Blessed with a temperate climate and fed by the Pho Chhu and Mo Chhu rivers, Punakha is another fertile valley in the country with abundant crops from terraced rice fields, seasonal fruits and vegetables.
Places of Interest
Punakha Dzong, also known as the ‘Palace of Happiness’, is a massive structure at the junction of the two rivers. Built in 1637 by Zhabdrung Ngawang Namgyal, it is 600 feet long and 240 feet wide, with a sprawling six-storeyed rectangular tower. Punakha Dzong is the most beautiful and well-known fortress connected with Bhutan’s historical traditions. The valley and Dzong of Punakha was the seat of power and politics in medieval Bhutan. It was in Punakha, where the first hereditary monarch, Gongsar Ugyen Wangchuck, was enthroned. Punakha Dzong houses sacred artifacts and the embalmed body of Zhabdrung Ngawang Namgyal.
Khamsum Yulley Namgyel Choeten is an invigorating one hour hike form the road head. It was built to remove negative forces and promote peace, stability and harmony in the changing world. One can enjoy breathtaking views of the valley from the Chorten which dominates the upper Punakha valley.
Chimi Lakhang is a small 15thCentury temple famous for its fertility endowments/rites due to the blessing of lam Drukpa Kuenley. The temple sits on a hillock shaped as only Drukpa Kuenley could describe it “like a women breast.” The word ‘Chimi’ translates as “No dog” and is traced to the story of how Durkpa Kuenley subdued the demoness of Dochula. Apparently, Lam Drukpa Duenley had followed the demoness of Dochula down to the valley of Punakha and Wangdue. It is believed that the demoness had disguised herself in the form of a dog. He subdued and making a prophecy that a temple would be built on the spot in future.
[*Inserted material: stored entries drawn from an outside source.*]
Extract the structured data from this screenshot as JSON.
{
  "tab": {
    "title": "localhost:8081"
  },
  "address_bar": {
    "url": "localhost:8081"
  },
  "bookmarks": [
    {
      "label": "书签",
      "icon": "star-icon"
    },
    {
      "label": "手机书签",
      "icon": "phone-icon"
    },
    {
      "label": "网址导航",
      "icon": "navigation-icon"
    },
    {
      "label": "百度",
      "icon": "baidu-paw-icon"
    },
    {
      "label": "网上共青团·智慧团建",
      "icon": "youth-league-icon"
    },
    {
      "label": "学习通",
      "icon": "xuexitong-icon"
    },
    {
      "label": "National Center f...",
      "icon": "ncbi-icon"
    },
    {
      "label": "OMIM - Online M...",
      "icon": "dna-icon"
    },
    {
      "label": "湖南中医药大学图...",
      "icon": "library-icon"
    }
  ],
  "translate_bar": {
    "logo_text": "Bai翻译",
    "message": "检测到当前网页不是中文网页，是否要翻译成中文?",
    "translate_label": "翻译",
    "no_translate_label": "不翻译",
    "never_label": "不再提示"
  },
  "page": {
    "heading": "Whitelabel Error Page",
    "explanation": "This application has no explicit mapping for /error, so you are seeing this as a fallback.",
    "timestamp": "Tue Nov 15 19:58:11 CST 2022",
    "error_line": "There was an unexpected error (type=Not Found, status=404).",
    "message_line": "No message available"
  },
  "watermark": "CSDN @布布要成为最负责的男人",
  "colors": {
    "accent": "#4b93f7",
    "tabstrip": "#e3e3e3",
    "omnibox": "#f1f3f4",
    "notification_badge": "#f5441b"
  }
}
The temple houses the lams iron bow and arrow, a small altar chorten made by the lam himself and some of his personal effects and scriptures. A wooden effigy of Drukpa Kuenley’s male organ is used to bless pilgrims, particularly childless couples or those who have suffered miscarriages or early deaths often named Kuenley or Chimi in honor of the saints and the place.